Accelerating Personalized Nutrition, Ecological Therapeutics

MICOM revealed several surprising insights into the ecology and ecosystem function of the human gut microbiome. For example, individual bacterial taxa consumed a similar “diet” independent of their community context (i.e. their metabolic niche was conserved across humans), while the community-level production levels of many health-associated metabolites (e.g. short-chain fatty acids, known to reduce intestinal inflammation) were highly individual-specific. In particular, the model output showed short chain fatty acid production was lower in individuals diagnosed with type 1 diabetes when compared to healthy controls given the same dietary inputs, which is consistent with prior research on diabetes. MICOM was able to estimate metabolic cooperation or competition between microbial taxa embedded within a complex community, which would be almost impossible to observe experimentally. Finally, the model was able to make personalized predictions for how individuals would respond metabolically to specific dietary or probiotic interventions.

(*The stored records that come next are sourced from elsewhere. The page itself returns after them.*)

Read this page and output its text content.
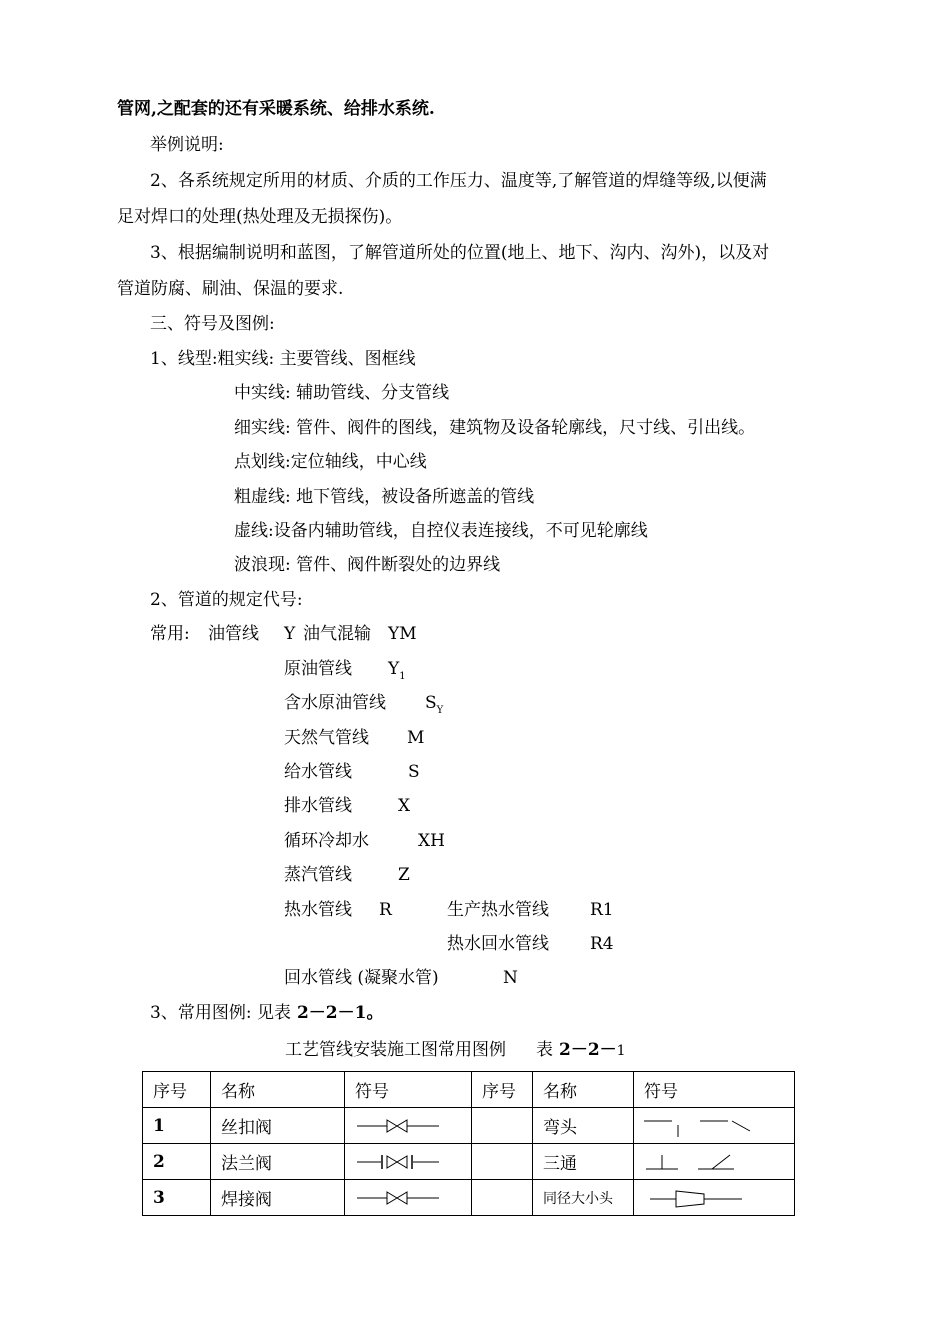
管网,之配套的还有采暖系统、给排水系统.
举例说明:
2、各系统规定所用的材质、介质的工作压力、温度等,了解管道的焊缝等级,以便满
足对焊口的处理(热处理及无损探伤)。
3、根据编制说明和蓝图，了解管道所处的位置(地上、地下、沟内、沟外)，以及对
管道防腐、刷油、保温的要求.
三、符号及图例:
1、线型:粗实线: 主要管线、图框线
中实线: 辅助管线、分支管线
细实线: 管件、阀件的图线，建筑物及设备轮廓线，尺寸线、引出线。
点划线:定位轴线，中心线
粗虚线: 地下管线，被设备所遮盖的管线
虚线:设备内辅助管线，自控仪表连接线，不可见轮廓线
波浪现: 管件、阀件断裂处的边界线
2、管道的规定代号:
常用: 油管线 Y 油气混输 YM
原油管线 $Y_1$
含水原油管线 $S_Y$
天然气管线 M
给水管线	S
排水管线	X
循环冷却水	XH
蒸汽管线	Z
热水管线 R	生产热水管线 R1
热水回水管线 R4
回水管线 (凝聚水管)	N
3、常用图例: 见表 2－2－1。
工艺管线安装施工图常用图例 表 2－2－1
序号	名称	符号	序号	名称	符号
1	丝扣阀			弯头	

2	法兰阀			三通	

3	焊接阀			同径大小头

This powerful modeling framework is extremely promising. MICOM provides a mapping between microbial community structure and ecosystem function. The ability to rapidly generate hypotheses for how lifestyle interventions influence ecosystem function in the context of a given individuals’ microbiome and diet will greatly accelerate the fields of personalized nutrition and ecological therapeutics.

“With MICOM, we’ve shown that high-throughput, accurate, predictive inferences about ecosystem function are attainable,” said Dr. Osbaldo Resendis-Antonio, professor at RAI-UNAM and INMEGEN, and co-corresponding author on the paper. “We believe MICOM can serve as a useful tool for generating mechanistic hypotheses for how diet and microbiome composition influence community function.”